Italian jurist and professor (1936–2022)

Valerio Onida (30 March 1936 – 14 May 2022) was an Italian jurist, and constitutional law professor, Judge of the Constitutional Court of Italy and President of the Court from September 2004 to January 2005.

==Biography==
Professor of Constitutional Law at the University of Milan from 1983 to 2009, in January 1996, Onida was elected Judge of the Constitutional Court of Italy by the Parliament. He remained in office for nine years, until January 2005. In the last four months, Onida has also been President of the Constitutional Court.

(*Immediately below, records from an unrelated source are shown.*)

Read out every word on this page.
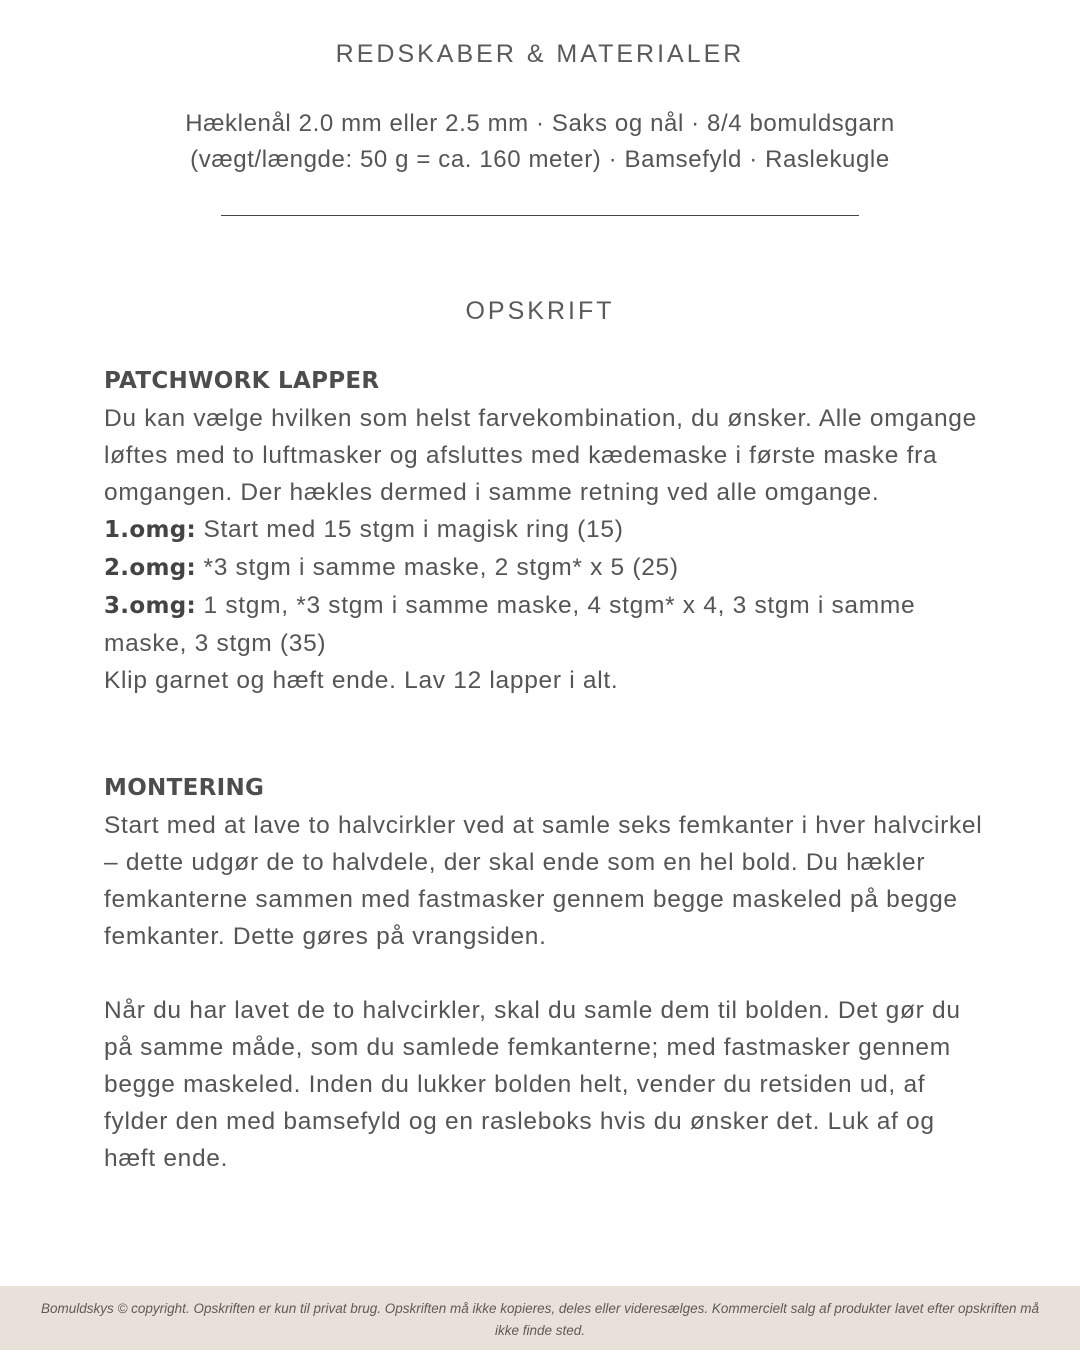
REDSKABER & MATERIALER
Hæklenål 2.0 mm eller 2.5 mm · Saks og nål · 8/4 bomuldsgarn
(vægt/længde: 50 g = ca. 160 meter) · Bamsefyld · Raslekugle
OPSKRIFT

PATCHWORK LAPPER

Du kan vælge hvilken som helst farvekombination, du ønsker. Alle omgange løftes med to luftmasker og afsluttes med kædemaske i første maske fra omgangen. Der hækles dermed i samme retning ved alle omgange.

1.omg: Start med 15 stgm i magisk ring (15)

2.omg: *3 stgm i samme maske, 2 stgm* x 5 (25)

3.omg: 1 stgm, *3 stgm i samme maske, 4 stgm* x 4, 3 stgm i samme maske, 3 stgm (35)

Klip garnet og hæft ende. Lav 12 lapper i alt.

MONTERING

Start med at lave to halvcirkler ved at samle seks femkanter i hver halvcirkel – dette udgør de to halvdele, der skal ende som en hel bold. Du hækler femkanterne sammen med fastmasker gennem begge maskeled på begge femkanter. Dette gøres på vrangsiden.

Når du har lavet de to halvcirkler, skal du samle dem til bolden. Det gør du på samme måde, som du samlede femkanterne; med fastmasker gennem begge maskeled. Inden du lukker bolden helt, vender du retsiden ud, af fylder den med bamsefyld og en rasleboks hvis du ønsker det. Luk af og hæft ende.

Bomuldskys © copyright. Opskriften er kun til privat brug. Opskriften må ikke kopieres, deles eller videresælges. Kommercielt salg af produkter lavet efter opskriften må ikke finde sted.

In 2010, Onida was a candidate for the center-left primary elections for the Mayor of Milan, and he ranked third: the winner was Giuliano Pisapia, who was later elected Mayor.

Onida was very critical of the 2016 constitutional referendum proposed by Prime Minister Matteo Renzi and appealed against it, since, according to him, too many questions were presented in the referendum. Onida's appeal was rejected and he announced that on 4 December he would have voted "No".